Geoscience Information Center, Korea Institute of Geoscience & Mineral Resources, (KIGAM), 92, Gwahang-no, Yuseong-gu, Daejeon, 305-350, Korea.
Environ Manage. 2012 Feb;49(2):347-58. doi: 10.1007/s00267-011-9766-5. Epub 2011 Oct 18.
Ground subsidence in abandoned underground coal mine areas can result in loss of life and property. We analyzed ground subsidence susceptibility (GSS) around abandoned coal mines in Jeong-am, Gangwon-do, South Korea, using artificial neural network (ANN) and geographic information system approaches. Spatial data of subsidence area, topography, and geology, as well as various ground-engineering data, were collected and used to create a raster database of relevant factors for a GSS map. Eight major factors causing ground subsidence were extracted from the existing ground subsidence area: slope, depth of coal mine, distance from pit, groundwater depth, rock-mass rating, distance from fault, geology, and land use. Areas of ground subsidence were randomly divided into a training set to analyze GSS using the ANN and a test set to validate the predicted GSS map. Weights of each factor's relative importance were determined by the back-propagation training algorithms and applied to the input factor. The GSS was then calculated using the weights, and GSS maps were created. The process was repeated ten times to check the stability of analysis model using a different training data set. The map was validated using area-under-the-curve analysis with the ground subsidence areas that had not been used to train the model. The validation showed prediction accuracies between 94.84 and 95.98%, representing overall satisfactory agreement. Among the input factors, "distance from fault" had the highest average weight (i.e., 1.5477), indicating that this factor was most important. The generated maps can be used to estimate hazards to people, property, and existing infrastructure, such as the transportation network, and as part of land-use and infrastructure planning.

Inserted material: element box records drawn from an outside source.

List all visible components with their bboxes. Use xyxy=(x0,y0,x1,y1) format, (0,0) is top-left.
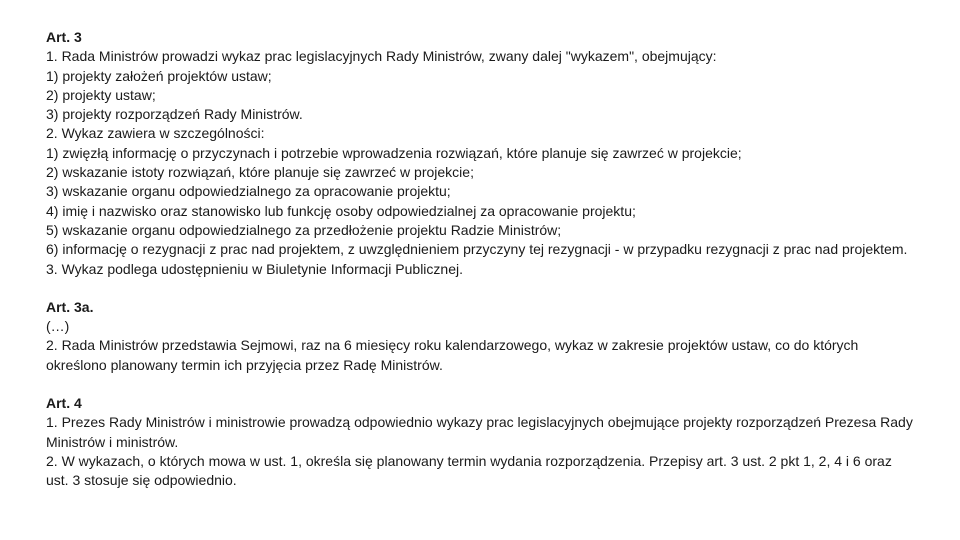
paragraph-line: 1. Rada Ministrów prowadzi wykaz prac legislacyjnych Rady Ministrów, zwany dalej "wykazem", obejmujący: xyxy=(46,48,717,65)
paragraph-line: 2. Rada Ministrów przedstawia Sejmowi, raz na 6 miesięcy roku kalendarzowego, wykaz w zakresie projektów ustaw, co do których określono planowany termin ich przyjęcia przez Radę Ministrów. xyxy=(46,337,859,373)
article-title: Art. 3 xyxy=(46,29,82,45)
paragraph-line: 2. Wykaz zawiera w szczególności: xyxy=(46,125,265,142)
paragraph-line: 2. W wykazach, o których mowa w ust. 1, określa się planowany termin wydania rozporządzenia. Przepisy art. 3 ust. 2 pkt 1, 2, 4 i 6 oraz ust. 3 stosuje się odpowiednio. xyxy=(46,452,892,489)
article-4 xyxy=(46,394,916,490)
list-item: 2) wskazanie istoty rozwiązań, które planuje się zawrzeć w projekcie; xyxy=(46,164,474,181)
list-item: 2) projekty ustaw; xyxy=(46,86,156,103)
paragraph-line: 1. Prezes Rady Ministrów i ministrowie prowadzą odpowiednio wykazy prac legislacyjnych obejmujące projekty rozporządzeń Prezesa Rady Ministrów i ministrów. xyxy=(46,414,913,450)
article-3a xyxy=(46,298,916,375)
list-item: 3) wskazanie organu odpowiedzialnego za opracowanie projektu; xyxy=(46,183,451,200)
list-item: 5) wskazanie organu odpowiedzialnego za przedłożenie projektu Radzie Ministrów; xyxy=(46,221,562,238)
article-title: Art. 3a. xyxy=(46,298,94,315)
list-item: 3) projekty rozporządzeń Rady Ministrów. xyxy=(46,106,303,123)
article-3 xyxy=(46,28,916,279)
list-item: 4) imię i nazwisko oraz stanowisko lub funkcję osoby odpowiedzialnej za opracowanie projektu; xyxy=(46,202,636,219)
article-title: Art. 4 xyxy=(46,395,82,412)
list-item: 1) projekty założeń projektów ustaw; xyxy=(46,67,272,84)
paragraph-line: 3. Wykaz podlega udostępnieniu w Biuletynie Informacji Publicznej. xyxy=(46,260,463,277)
list-item: 1) zwięzłą informację o przyczynach i potrzebie wprowadzenia rozwiązań, które planuje się zawrzeć w projekcie; xyxy=(46,144,742,161)
paragraph-line: (…) xyxy=(46,318,70,335)
document-body xyxy=(46,28,916,491)
list-item: 6) informację o rezygnacji z prac nad projektem, z uwzględnieniem przyczyny tej rezygnacji - w przypadku rezygnacji z prac nad projektem. xyxy=(46,241,908,258)
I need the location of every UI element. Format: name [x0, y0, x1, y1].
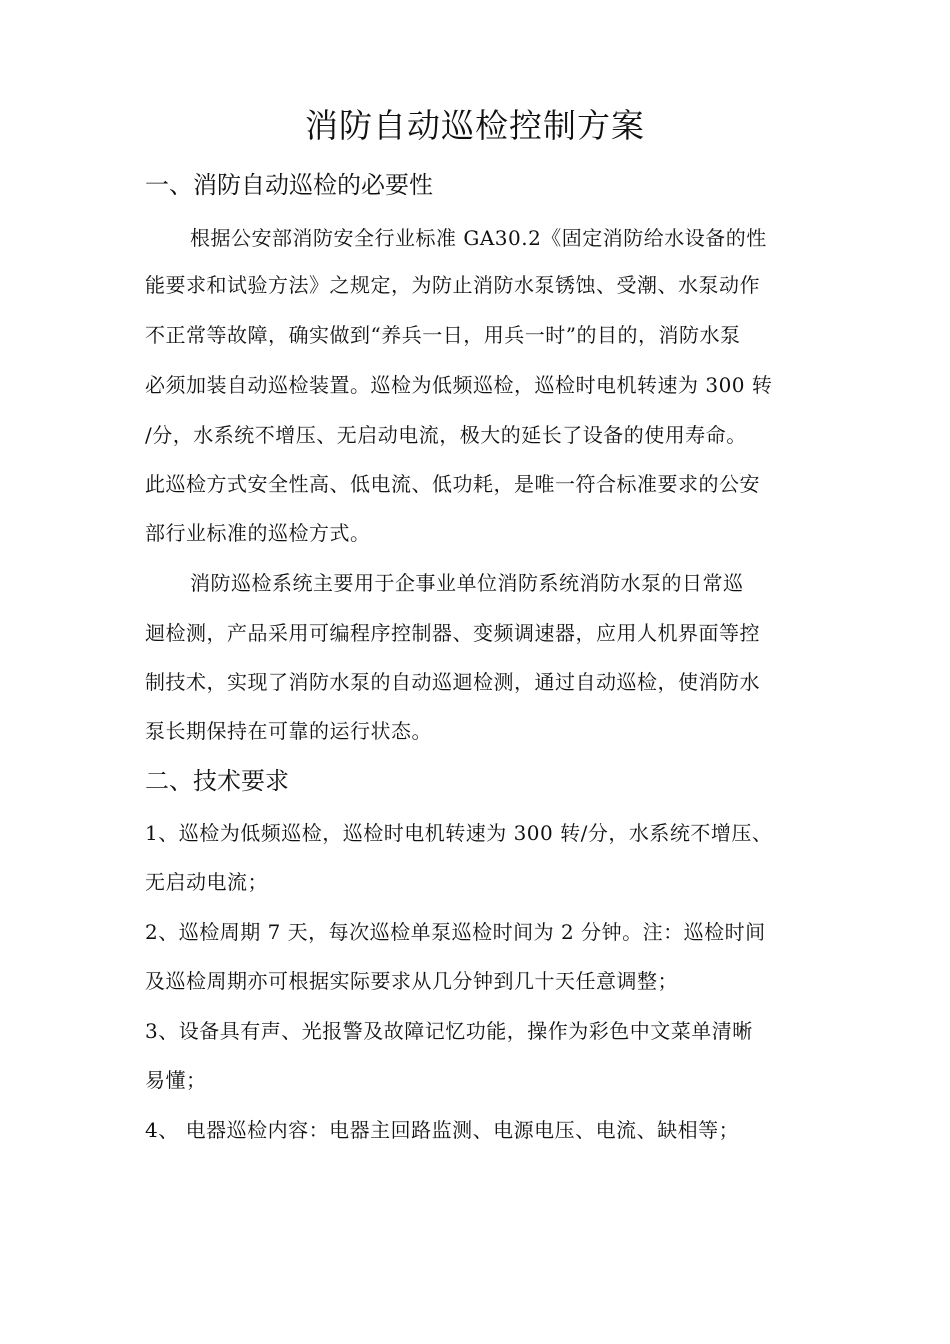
- text-line: 根据公安部消防安全行业标准 GA30.2《固定消防给水设备的性: [190, 226, 767, 250]
- text-line: 制技术，实现了消防水泵的自动巡迴检测，通过自动巡检，使消防水: [145, 670, 760, 694]
- text-line: 3、设备具有声、光报警及故障记忆功能，操作为彩色中文菜单清晰: [145, 1019, 753, 1043]
- text-line: 及巡检周期亦可根据实际要求从几分钟到几十天任意调整；: [145, 969, 678, 993]
- text-line: 必须加装自动巡检装置。巡检为低频巡检，巡检时电机转速为 300 转: [145, 373, 773, 397]
- section-2-heading: 二、技术要求: [145, 767, 289, 795]
- section-1-heading: 一、消防自动巡检的必要性: [145, 171, 433, 199]
- text-line: 能要求和试验方法》之规定，为防止消防水泵锈蚀、受潮、水泵动作: [145, 273, 760, 297]
- text-line: 无启动电流；: [145, 870, 268, 894]
- document-title: 消防自动巡检控制方案: [305, 106, 645, 145]
- text-line: 消防巡检系统主要用于企事业单位消防系统消防水泵的日常巡: [190, 571, 744, 595]
- text-line: 部行业标准的巡检方式。: [145, 521, 371, 545]
- text-line: 4、 电器巡检内容：电器主回路监测、电源电压、电流、缺相等；: [145, 1118, 740, 1142]
- text-line: 泵长期保持在可靠的运行状态。: [145, 719, 432, 743]
- text-line: 不正常等故障，确实做到“养兵一日，用兵一时”的目的，消防水泵: [145, 323, 741, 347]
- text-line: 易懂；: [145, 1068, 207, 1092]
- text-line: 2、巡检周期 7 天，每次巡检单泵巡检时间为 2 分钟。注：巡检时间: [145, 920, 766, 944]
- text-line: 迴检测，产品采用可编程序控制器、变频调速器，应用人机界面等控: [145, 621, 760, 645]
- text-line: 此巡检方式安全性高、低电流、低功耗，是唯一符合标准要求的公安: [145, 472, 760, 496]
- text-line: 1、巡检为低频巡检，巡检时电机转速为 300 转/分，水系统不增压、: [145, 821, 773, 845]
- text-line: /分，水系统不增压、无启动电流，极大的延长了设备的使用寿命。: [145, 423, 747, 447]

废弃煤矿区地面沉降可能导致生命和财产损失。我们使用人工神经网络 (ANN) 和地理信息系统方法分析了韩国江原道旌善县废弃煤矿周围的地面沉降易发性 (GSS)。收集了沉降区、地形和地质以及各种地面工程数据的空间数据,并将其用于创建 GSS 图的相关因素栅格数据库。从现有的地面沉降区中提取了 8 个导致地面沉降的主要因素:坡度、煤矿深度、距坑距离、地下水深度、岩体等级、距断层距离、地质和土地利用。地面沉降区被随机划分为训练集,用于使用 ANN 分析 GSS,以及测试集,用于验证预测的 GSS 图。通过反向传播训练算法确定每个因素相对重要性的权重,并将其应用于输入因素。然后使用权重计算 GSS,并创建 GSS 图。该过程重复了十次,使用不同的训练数据集检查分析模型的稳定性。使用未用于训练模型的地面沉降区进行了曲线下面积分析来验证地图。验证结果显示预测准确率在 94.84%至 95.98%之间,总体上表示满意的一致性。在输入因素中,“距断层距离”的平均权重最高(即 1.5477),表明该因素最重要。生成的地图可用于评估对人员、财产和现有基础设施(如交通网络)的危害,并可作为土地利用和基础设施规划的一部分。